Sunak isn’t above his own mudslinging. He said the Labour leader was “the man who takes the knee, who wanted to abolish the monarchy, and who still does not know what a woman is.”

Starmer had delivered a decent line, borrowing a little from Tony Blair: “I have changed my party; he is bullied by his party.” Later on, the Labour MP Tahir Ali, demanding a ceasefire in Gaza, accused the prime minister of having “the blood of thousands of innocent people on his hands”. Starmer had sat stony-faced through this, and Sunak exploited this discomfort with a brief retort: “That is the face of the changed Labour party.” (The actual face of the changed Labour Party is that Ali had apologised for his language within three hours, presumably after the Labour whips had tracked him down.)

But the bulk of Starmer’s attack was the technique he uses every week, because every week it works. He asks about some part of the public realm that isn’t working — this time it was childcare — waits for Sunak to say that actually things are going terrifically well, and then accuses the prime minister of being out of touch. We laugh because it’s funny, and we laugh because it’s true.

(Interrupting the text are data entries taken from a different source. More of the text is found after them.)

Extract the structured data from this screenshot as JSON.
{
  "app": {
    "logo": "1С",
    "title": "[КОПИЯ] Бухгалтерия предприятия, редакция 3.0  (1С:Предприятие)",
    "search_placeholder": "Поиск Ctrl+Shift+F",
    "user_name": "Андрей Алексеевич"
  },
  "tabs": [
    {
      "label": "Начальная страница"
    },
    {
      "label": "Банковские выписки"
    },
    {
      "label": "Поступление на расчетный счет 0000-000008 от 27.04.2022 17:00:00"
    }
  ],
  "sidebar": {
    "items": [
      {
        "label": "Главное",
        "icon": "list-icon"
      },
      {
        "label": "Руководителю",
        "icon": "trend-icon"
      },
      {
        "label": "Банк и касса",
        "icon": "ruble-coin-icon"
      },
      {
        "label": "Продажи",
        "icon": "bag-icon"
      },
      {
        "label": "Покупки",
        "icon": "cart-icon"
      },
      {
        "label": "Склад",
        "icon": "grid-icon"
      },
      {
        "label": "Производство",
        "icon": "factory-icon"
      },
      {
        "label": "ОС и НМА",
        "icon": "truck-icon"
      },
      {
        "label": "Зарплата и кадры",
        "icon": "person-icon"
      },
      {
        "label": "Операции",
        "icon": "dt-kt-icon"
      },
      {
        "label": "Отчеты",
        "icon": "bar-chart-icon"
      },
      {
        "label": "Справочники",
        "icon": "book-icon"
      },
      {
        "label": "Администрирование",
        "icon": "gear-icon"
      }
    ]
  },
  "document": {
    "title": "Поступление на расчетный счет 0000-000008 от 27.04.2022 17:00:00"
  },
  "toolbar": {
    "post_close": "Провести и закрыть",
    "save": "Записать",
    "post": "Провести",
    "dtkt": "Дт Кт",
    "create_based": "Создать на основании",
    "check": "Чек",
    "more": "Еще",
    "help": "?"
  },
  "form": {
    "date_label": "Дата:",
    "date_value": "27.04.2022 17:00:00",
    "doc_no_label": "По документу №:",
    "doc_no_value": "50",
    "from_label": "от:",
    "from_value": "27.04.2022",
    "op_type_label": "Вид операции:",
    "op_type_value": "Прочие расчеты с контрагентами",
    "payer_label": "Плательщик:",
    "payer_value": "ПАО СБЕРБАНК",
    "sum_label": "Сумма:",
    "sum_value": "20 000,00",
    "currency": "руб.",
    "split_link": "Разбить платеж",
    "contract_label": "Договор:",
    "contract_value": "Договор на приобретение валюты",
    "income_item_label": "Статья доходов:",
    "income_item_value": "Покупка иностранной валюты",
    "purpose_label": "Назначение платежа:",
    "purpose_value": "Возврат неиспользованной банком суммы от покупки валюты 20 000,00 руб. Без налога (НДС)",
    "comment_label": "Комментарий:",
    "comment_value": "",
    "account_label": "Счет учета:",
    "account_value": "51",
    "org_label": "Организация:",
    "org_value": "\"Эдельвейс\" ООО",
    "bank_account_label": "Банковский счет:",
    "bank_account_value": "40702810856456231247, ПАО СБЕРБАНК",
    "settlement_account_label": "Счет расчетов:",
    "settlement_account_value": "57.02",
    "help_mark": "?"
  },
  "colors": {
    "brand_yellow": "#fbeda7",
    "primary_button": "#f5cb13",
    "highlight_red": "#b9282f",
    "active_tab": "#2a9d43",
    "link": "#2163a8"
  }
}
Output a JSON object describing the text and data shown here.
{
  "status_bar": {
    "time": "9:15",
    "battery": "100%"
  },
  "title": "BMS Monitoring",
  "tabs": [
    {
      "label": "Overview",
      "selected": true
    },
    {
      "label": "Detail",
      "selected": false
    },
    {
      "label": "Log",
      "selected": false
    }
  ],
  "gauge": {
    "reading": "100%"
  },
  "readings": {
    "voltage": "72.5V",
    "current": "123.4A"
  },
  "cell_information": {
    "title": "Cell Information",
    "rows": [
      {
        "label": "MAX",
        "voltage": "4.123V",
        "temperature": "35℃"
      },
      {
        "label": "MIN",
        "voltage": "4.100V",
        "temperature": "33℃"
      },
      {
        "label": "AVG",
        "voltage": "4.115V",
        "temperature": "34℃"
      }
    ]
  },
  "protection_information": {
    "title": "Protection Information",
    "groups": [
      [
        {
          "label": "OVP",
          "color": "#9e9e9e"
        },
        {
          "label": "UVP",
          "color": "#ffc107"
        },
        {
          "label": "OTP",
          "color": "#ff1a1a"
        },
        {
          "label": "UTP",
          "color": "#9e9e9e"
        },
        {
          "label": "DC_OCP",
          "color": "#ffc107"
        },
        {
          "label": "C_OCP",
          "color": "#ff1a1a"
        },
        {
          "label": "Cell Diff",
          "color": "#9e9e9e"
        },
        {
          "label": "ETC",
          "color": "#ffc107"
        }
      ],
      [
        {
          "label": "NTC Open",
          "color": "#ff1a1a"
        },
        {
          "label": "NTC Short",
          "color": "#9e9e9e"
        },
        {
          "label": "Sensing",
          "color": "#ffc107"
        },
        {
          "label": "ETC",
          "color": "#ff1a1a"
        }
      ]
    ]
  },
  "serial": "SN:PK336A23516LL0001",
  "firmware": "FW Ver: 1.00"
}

Sunak had a response to that, too: “Things are improving and we are making progress.” More than that: “inflation has more than halved!” And this, inadvertently, answered Simon Clarke’s — sorry, Sir Simon Clarke’s — question. If you have been in government for fourteen years, and your big boast is that you are getting on with clearing up the mess your own government made, you are going to struggle at the polls. Sir Simon! —Good news! We’ve found the guys who did this.